Then the author introduced Theorem 2.4 to prove $sum$ is indeed a function, that is, $c:nat$ is guaranteed to exist and to be unique for any $a:nat$ and $b:nat$.

The proof of existence does a rule induction on $a:nat$. This is essentially a mathematical induction on a single variable. I think I understand the proof and can translate it into a formal one without much difficulty.

But the proof of uniqueness frustrates me a lot.

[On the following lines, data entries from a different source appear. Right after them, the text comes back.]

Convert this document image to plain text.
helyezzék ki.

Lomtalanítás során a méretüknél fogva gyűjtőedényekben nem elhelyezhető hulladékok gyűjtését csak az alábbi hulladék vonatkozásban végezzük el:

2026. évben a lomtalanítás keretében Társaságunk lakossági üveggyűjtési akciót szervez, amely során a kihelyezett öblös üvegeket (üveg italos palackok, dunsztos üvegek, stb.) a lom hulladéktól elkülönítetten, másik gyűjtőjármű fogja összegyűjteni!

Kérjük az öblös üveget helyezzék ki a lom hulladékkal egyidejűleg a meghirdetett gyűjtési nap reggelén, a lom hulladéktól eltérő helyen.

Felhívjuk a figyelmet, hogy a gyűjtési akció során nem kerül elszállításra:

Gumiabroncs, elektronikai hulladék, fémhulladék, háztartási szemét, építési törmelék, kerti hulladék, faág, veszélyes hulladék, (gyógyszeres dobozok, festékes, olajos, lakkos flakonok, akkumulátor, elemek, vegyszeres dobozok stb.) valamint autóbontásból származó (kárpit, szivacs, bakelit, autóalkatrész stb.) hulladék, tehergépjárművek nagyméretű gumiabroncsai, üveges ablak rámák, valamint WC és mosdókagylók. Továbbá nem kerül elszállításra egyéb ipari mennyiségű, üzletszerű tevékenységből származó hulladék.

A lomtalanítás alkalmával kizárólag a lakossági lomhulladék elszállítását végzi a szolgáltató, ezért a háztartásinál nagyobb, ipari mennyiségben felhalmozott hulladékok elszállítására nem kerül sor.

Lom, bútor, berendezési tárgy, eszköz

First, the author decides to do the induction on rule 2.9 (rather than 2.2). My understanding is that here we can have a set-theoretic view of the function $sum$. It could be thought of as a relation $\Sigma$, a subset of $\mathbb{N}\times\mathbb{N}\times\mathbb{N}$. Each element $r \in \Sigma$ is a 3-tuple $\langle a,b,c\rangle$ where $a,b,c \in \mathbb{N}$. The set $\Sigma$ is inductively defined by rule 2.9. From this viewpoint, a structural induction on $\Sigma$ is perfectly acceptable (as a newbie I spent substantial amount of time to figure this out).

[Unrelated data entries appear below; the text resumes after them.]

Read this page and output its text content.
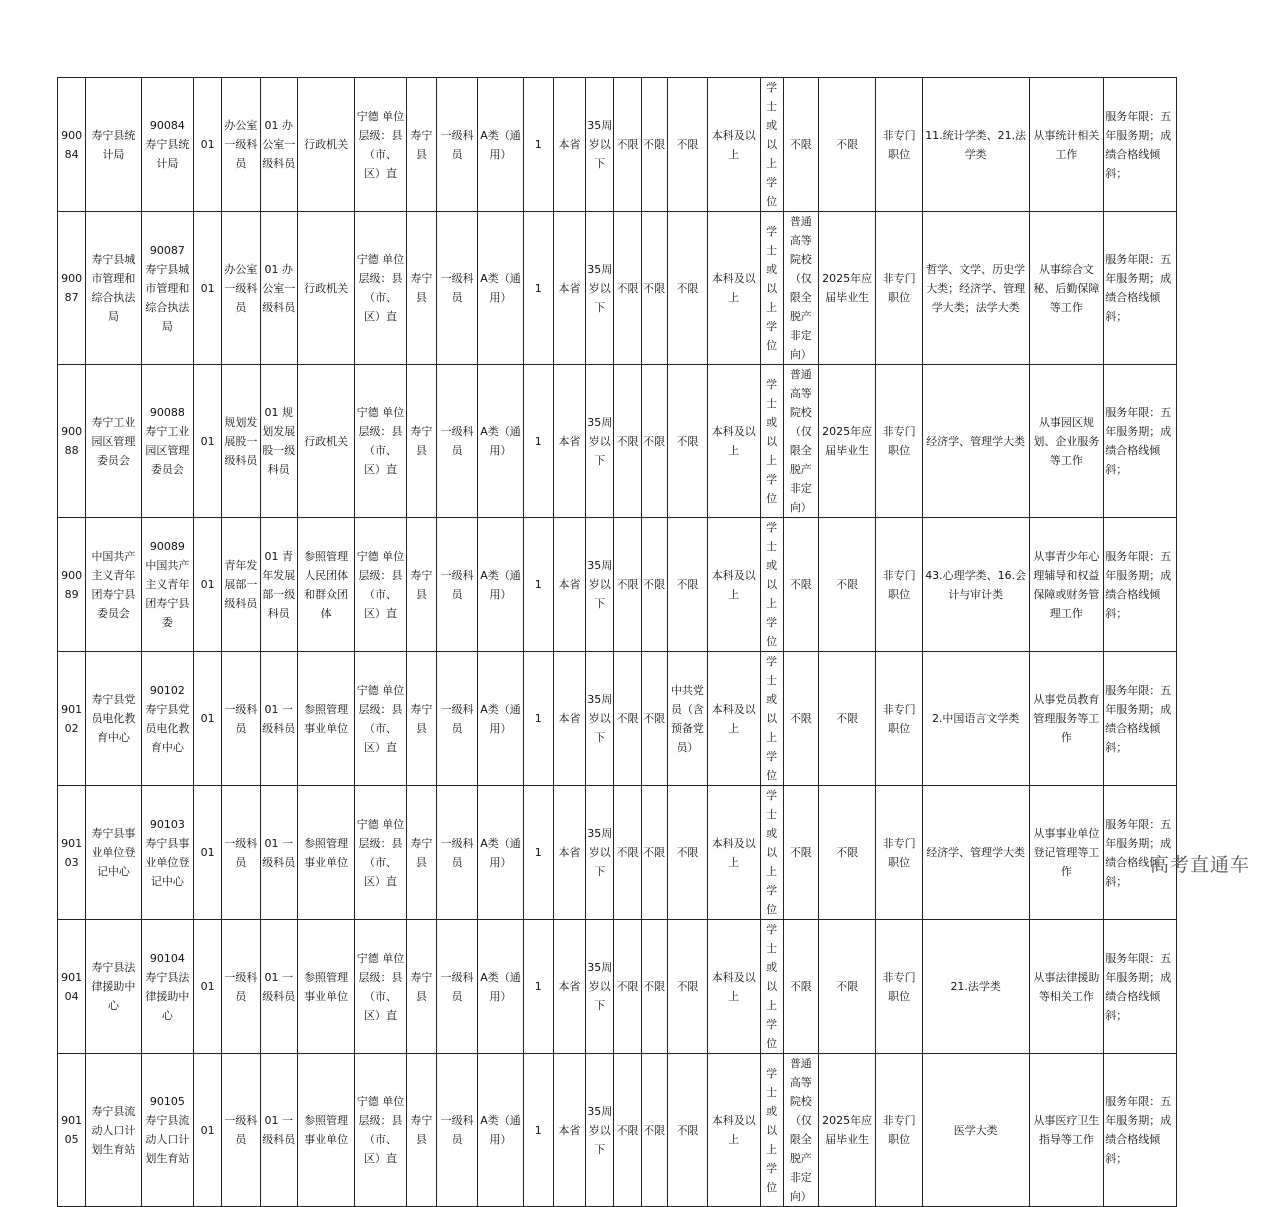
90084	寿宁县统计局	90084 寿宁县统计局	01	办公室一级科员	01 办公室一级科员	行政机关	宁德 单位层级：县（市、区）直	寿宁县	一级科员	A类（通用）	1	本省	35周岁以下	不限	不限	不限	本科及以上	学士或以上学位	不限	不限	非专门职位	11.统计学类、21.法学类	从事统计相关工作	服务年限：五年服务期；成绩合格线倾斜；
90087	寿宁县城市管理和综合执法局	90087 寿宁县城市管理和综合执法局	01	办公室一级科员	01 办公室一级科员	行政机关	宁德 单位层级：县（市、区）直	寿宁县	一级科员	A类（通用）	1	本省	35周岁以下	不限	不限	不限	本科及以上	学士或以上学位	普通高等院校（仅限全脱产非定向）	2025年应届毕业生	非专门职位	哲学、文学、历史学大类；经济学、管理学大类；法学大类	从事综合文秘、后勤保障等工作	服务年限：五年服务期；成绩合格线倾斜；
90088	寿宁工业园区管理委员会	90088 寿宁工业园区管理委员会	01	规划发展股一级科员	01 规划发展股一级科员	行政机关	宁德 单位层级：县（市、区）直	寿宁县	一级科员	A类（通用）	1	本省	35周岁以下	不限	不限	不限	本科及以上	学士或以上学位	普通高等院校（仅限全脱产非定向）	2025年应届毕业生	非专门职位	经济学、管理学大类	从事园区规划、企业服务等工作	服务年限：五年服务期；成绩合格线倾斜；
90089	中国共产主义青年团寿宁县委员会	90089 中国共产主义青年团寿宁县委	01	青年发展部一级科员	01 青年发展部一级科员	参照管理人民团体和群众团体	宁德 单位层级：县（市、区）直	寿宁县	一级科员	A类（通用）	1	本省	35周岁以下	不限	不限	不限	本科及以上	学士或以上学位	不限	不限	非专门职位	43.心理学类、16.会计与审计类	从事青少年心理辅导和权益保障或财务管理工作	服务年限：五年服务期；成绩合格线倾斜；
90102	寿宁县党员电化教育中心	90102 寿宁县党员电化教育中心	01	一级科员	01 一级科员	参照管理事业单位	宁德 单位层级：县（市、区）直	寿宁县	一级科员	A类（通用）	1	本省	35周岁以下	不限	不限	中共党员（含预备党员）	本科及以上	学士或以上学位	不限	不限	非专门职位	2.中国语言文学类	从事党员教育管理服务等工作	服务年限：五年服务期；成绩合格线倾斜；
90103	寿宁县事业单位登记中心	90103 寿宁县事业单位登记中心	01	一级科员	01 一级科员	参照管理事业单位	宁德 单位层级：县（市、区）直	寿宁县	一级科员	A类（通用）	1	本省	35周岁以下	不限	不限	不限	本科及以上	学士或以上学位	不限	不限	非专门职位	经济学、管理学大类	从事事业单位登记管理等工作	服务年限：五年服务期；成绩合格线倾斜；
90104	寿宁县法律援助中心	90104 寿宁县法律援助中心	01	一级科员	01 一级科员	参照管理事业单位	宁德 单位层级：县（市、区）直	寿宁县	一级科员	A类（通用）	1	本省	35周岁以下	不限	不限	不限	本科及以上	学士或以上学位	不限	不限	非专门职位	21.法学类	从事法律援助等相关工作	服务年限：五年服务期；成绩合格线倾斜；
90105	寿宁县流动人口计划生育站	90105 寿宁县流动人口计划生育站	01	一级科员	01 一级科员	参照管理事业单位	宁德 单位层级：县（市、区）直	寿宁县	一级科员	A类（通用）	1	本省	35周岁以下	不限	不限	不限	本科及以上	学士或以上学位	普通高等院校（仅限全脱产非定向）	2025年应届毕业生	非专门职位	医学大类	从事医疗卫生指导等工作	服务年限：五年服务期；成绩合格线倾斜；
高考直通车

The author states the property to be held as "if $sum(a;b;c_1)$, then if $sum(a;b;c_2)$, then $c_1\;is\;c_2$", which could be straightforwardly translated into

$$ sum(a;b;c_1) \rightarrow (sum(a;b;c_2) \rightarrow c_1\;is\;c_2)\tag{a} $$

But I am not sure whether it is a single variable predicate $\mathcal{P}(sum(a;b;c_1))$, or a two-variable one $\mathcal{P}(sum(a;b;c_1),sum(a;b;c_2))$. Since "an inner induction" is mentioned in both parts (2.9a and 2.9b), it seems the latter is in author's mind, but I have no idea how a two-variable induction works.

In the induction step (rule 2.9b) the author seems to put the induction hypothesis as

$$ sum(a^\prime;b;c_1^\prime) \rightarrow (sum(a^\prime;b;c_2^\prime) \rightarrow c_1^\prime\;is\;c_2^\prime)\tag{b} $$

then the goal is to prove something like

$$ sum(a;b;c_1) \rightarrow (sum(a;b;c_2) \rightarrow c_1\;is\;c_2)\tag{c} $$

where $a,c_1,c_2$ are successors of their primed version respectively.

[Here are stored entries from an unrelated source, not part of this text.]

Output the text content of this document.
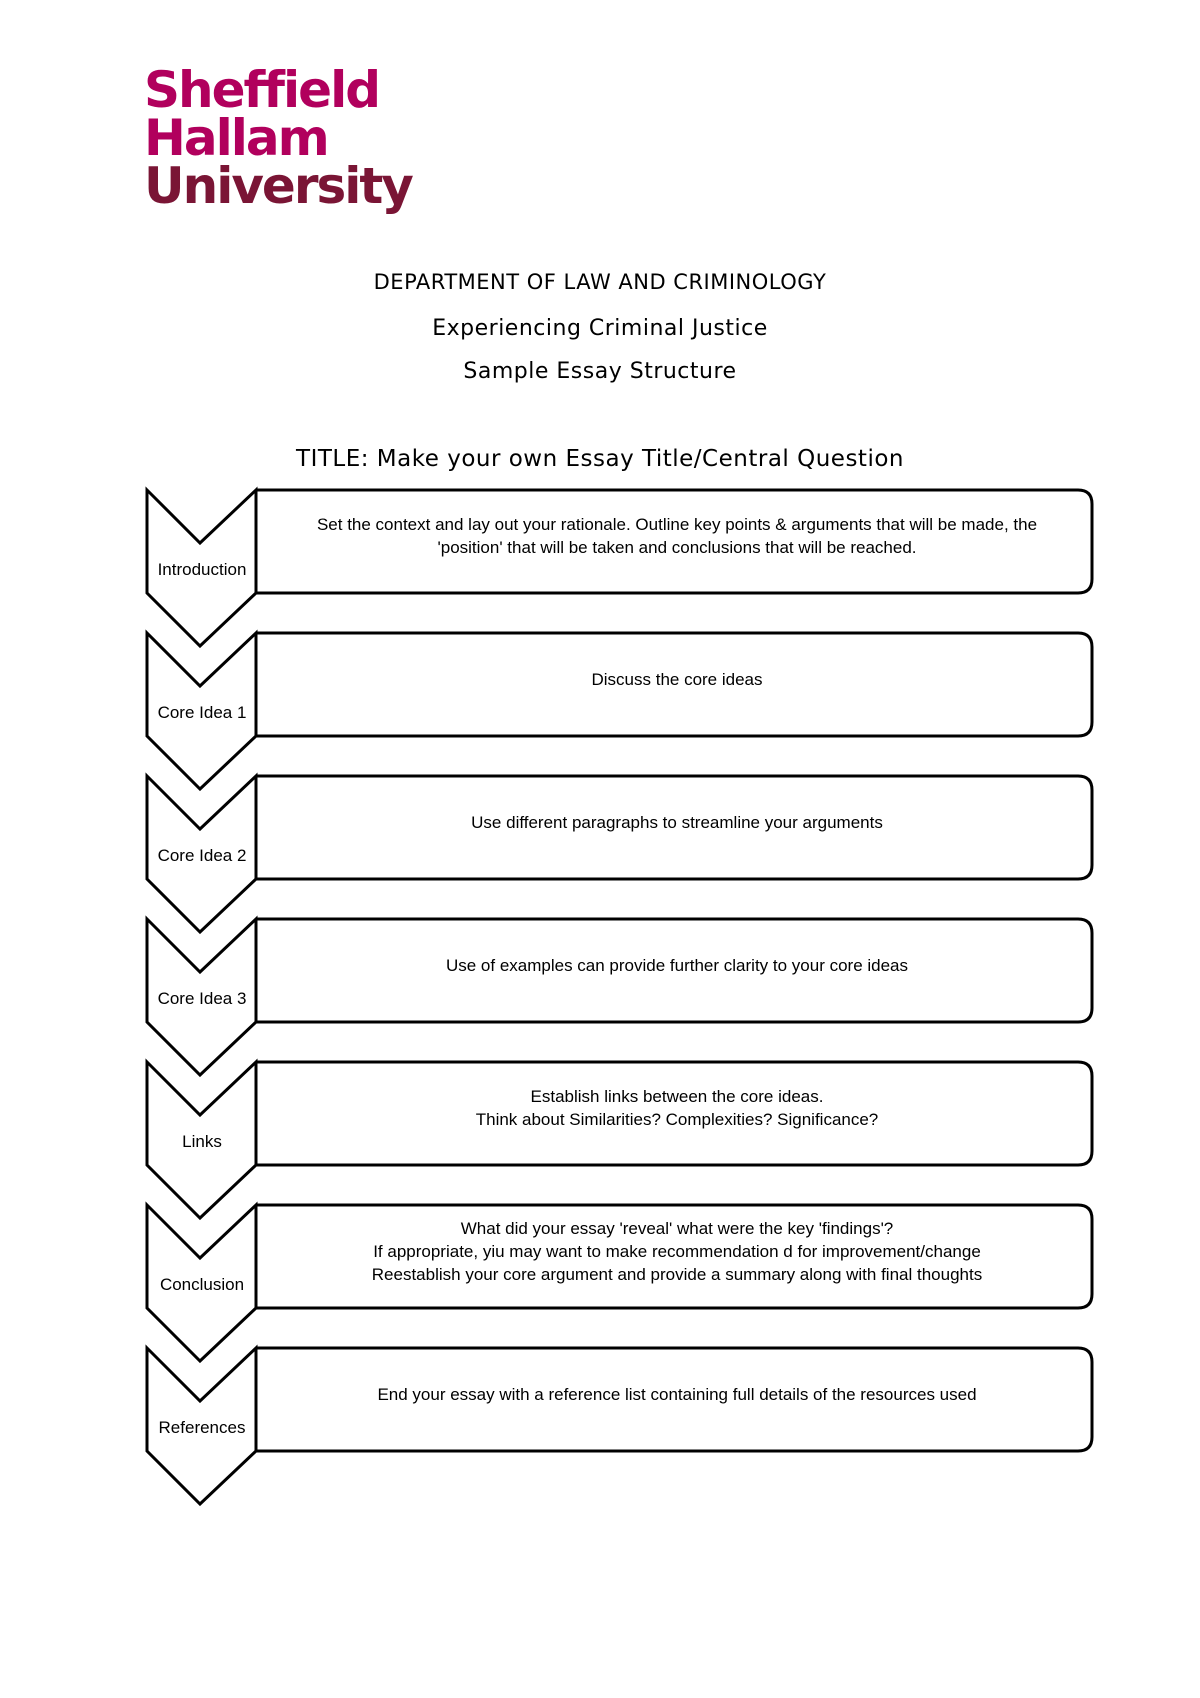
Sheffield
Hallam
University
DEPARTMENT OF LAW AND CRIMINOLOGY
Experiencing Criminal Justice
Sample Essay Structure
TITLE: Make your own Essay Title/Central Question
Introduction
Set the context and lay out your rationale. Outline key points & arguments that will be made, the
'position' that will be taken and conclusions that will be reached.
Core Idea 1
Discuss the core ideas
Core Idea 2
Use different paragraphs to streamline your arguments
Core Idea 3
Use of examples can provide further clarity to your core ideas
Links
Establish links between the core ideas.
Think about Similarities? Complexities? Significance?
Conclusion
What did your essay 'reveal' what were the key 'findings'?
If appropriate, yiu may want to make recommendation d for improvement/change
Reestablish your core argument and provide a summary along with final thoughts
References
End your essay with a reference list containing full details of the resources used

I understood the statement "We have that $a\;is\;succ(a^\prime)$ and $c_1\;is\;succ(c_1^\prime)$, where $sum(a^\prime;b;c_1^\prime)$." as

$$ sum(a^\prime;b;c_1^\prime) \rightarrow sum(a;b;c_1) \tag{d} $$

and "we may show that if $sum(a;b;c_2)$, then $c_2\;is\;succ(c_2^\prime)$ where $sum(a^\prime;b;c_2^\prime)$" as

$$ sum(a^\prime;b;c_2^\prime) \rightarrow sum(a;b;c_2) \tag{e} $$

Even each piece looks reasonable, I failed to combine those pieces into a whole picture. I expect from induction hypothesis (b), with rules 2.9, natural deduction rules of first order logic, $\mathcal{P}(conclusion)$ (c) should be arrived. But I cannot figure out how. I get stuck here.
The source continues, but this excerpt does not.